Anmol Sarma

DCCP: The socket type you probably never heard of

Tuesday, December 13, 2016 tech linux protocols

TL;DR: DCCP is a relatively newer transport layer protocol which draws from both TCP and UDP. Jump straight to the example C code.

Background

Historically, the majority of the traffic on the Internet has been over TCP which provides a reliable connection-oriented stream between two hosts. UDP has been mainly used by applications whose brief transfers would be unacceptably slowed by TCP’s connection establishment overhead or those for which timeliness is more important than reliability. However, the increasing use of UDP for applications such as internet telephony and streaming media which transfer a large amount of data can lead to significant network congestion. Since unlike TCP, UDP provides no inherent congestion control mechanism, an application can send UDP datagrams at a much higher rate than the available path capacity and cause congestion along the path. Increased congestion may lead to delays, packet loss and the degradation of the network’s quality of service.

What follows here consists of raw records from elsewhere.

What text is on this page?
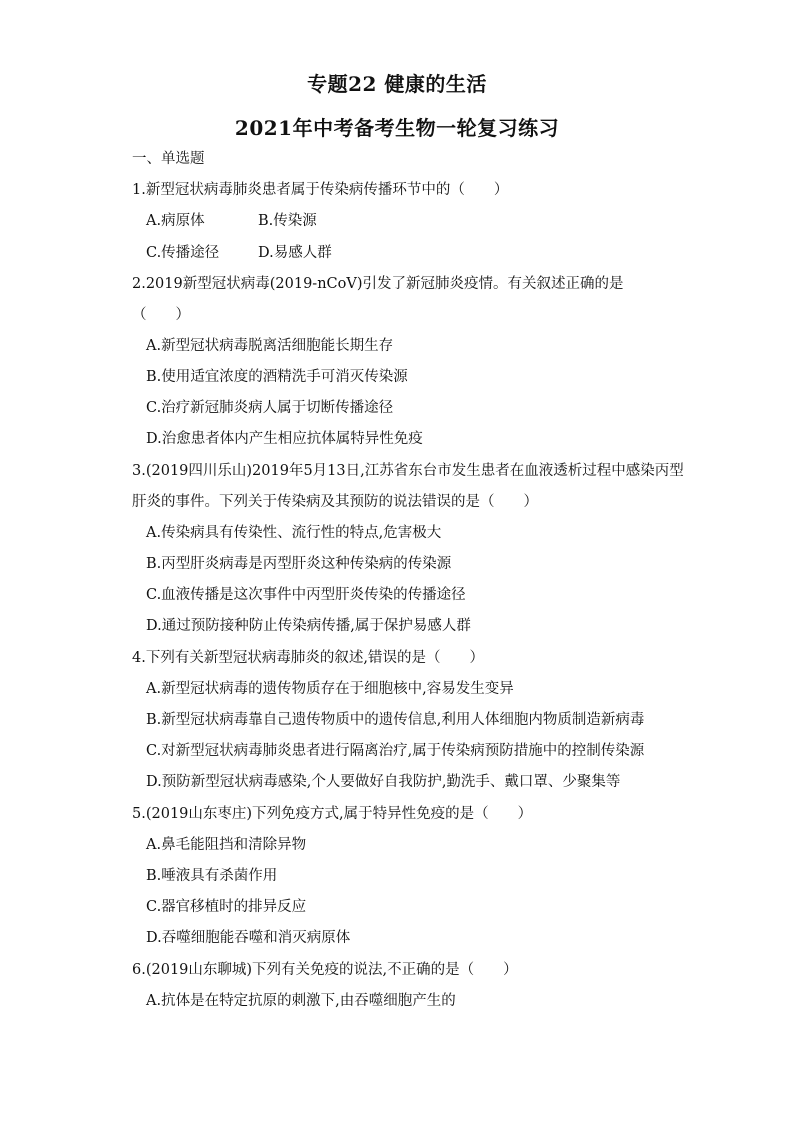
专题22 健康的生活
2021年中考备考生物一轮复习练习
一、单选题
1.新型冠状病毒肺炎患者属于传染病传播环节中的（　　）
A.病原体	B.传染源
C.传播途径	D.易感人群
2.2019新型冠状病毒(2019-nCoV)引发了新冠肺炎疫情。有关叙述正确的是
（　　）
A.新型冠状病毒脱离活细胞能长期生存
B.使用适宜浓度的酒精洗手可消灭传染源
C.治疗新冠肺炎病人属于切断传播途径
D.治愈患者体内产生相应抗体属特异性免疫
3.(2019四川乐山)2019年5月13日,江苏省东台市发生患者在血液透析过程中感染丙型
肝炎的事件。下列关于传染病及其预防的说法错误的是（　　）
A.传染病具有传染性、流行性的特点,危害极大
B.丙型肝炎病毒是丙型肝炎这种传染病的传染源
C.血液传播是这次事件中丙型肝炎传染的传播途径
D.通过预防接种防止传染病传播,属于保护易感人群
4.下列有关新型冠状病毒肺炎的叙述,错误的是（　　）
A.新型冠状病毒的遗传物质存在于细胞核中,容易发生变异
B.新型冠状病毒靠自己遗传物质中的遗传信息,利用人体细胞内物质制造新病毒
C.对新型冠状病毒肺炎患者进行隔离治疗,属于传染病预防措施中的控制传染源
D.预防新型冠状病毒感染,个人要做好自我防护,勤洗手、戴口罩、少聚集等
5.(2019山东枣庄)下列免疫方式,属于特异性免疫的是（　　）
A.鼻毛能阻挡和清除异物
B.唾液具有杀菌作用
C.器官移植时的排异反应
D.吞噬细胞能吞噬和消灭病原体
6.(2019山东聊城)下列有关免疫的说法,不正确的是（　　）
A.抗体是在特定抗原的刺激下,由吞噬细胞产生的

Applications and protocols that choose to use UDP as their transport must, therefore, employ mechanisms to prevent congestion and to establish some degree of fairness with concurrent traffic so that the network remains usable. A prominent example of such a congestion control scheme is LEDBAT employed by BitTorrent. However, implementing a congestion control scheme is difficult, time-consuming and error-prone. Multiple non-standard implementations also make it difficult to reason about how applications would respond to network congestion. DCCP - Datagram Congestion Control Protocol is intended to mitigate this problem as a transport for unreliable datagrams with built-in congestion control.

From an application programmer’s perspective, DCCP differs from UDP by providing four additional features:

DCCP makes use of Explicit Congestion Notification but it is transparent the application. DCCP is designed to leave additional functionality such as reliability or Forward Error Correction (FEC) to be layered on top, as and when required rather than at the protocol level itself.

Explicit connection establishment

The connection establishment semantics of DCCP mirror those of TCP with a client that actively connects to a server that is passively listening on a port. DCCP connections are bidirectional. Logically, however, a DCCP connection consists of two separate unidirectional connections, called half-connections. Each half-connection is a one-way, unreliable datagram pipe. The rationale for this explained in the next section.

Selectable congestion control schemes

TCP implements congestion control entirely transparently to the application. While it is possible to configure the host to use a specific variant, there is no way for the application to discover which congestion control scheme is in force, let alone negotiate one. DCCP, however, can cater to the different needs of applications by allowing applications to negotiate the congestion control schemes. In fact, each of the half-connections can use a different scheme, allowing for greater control.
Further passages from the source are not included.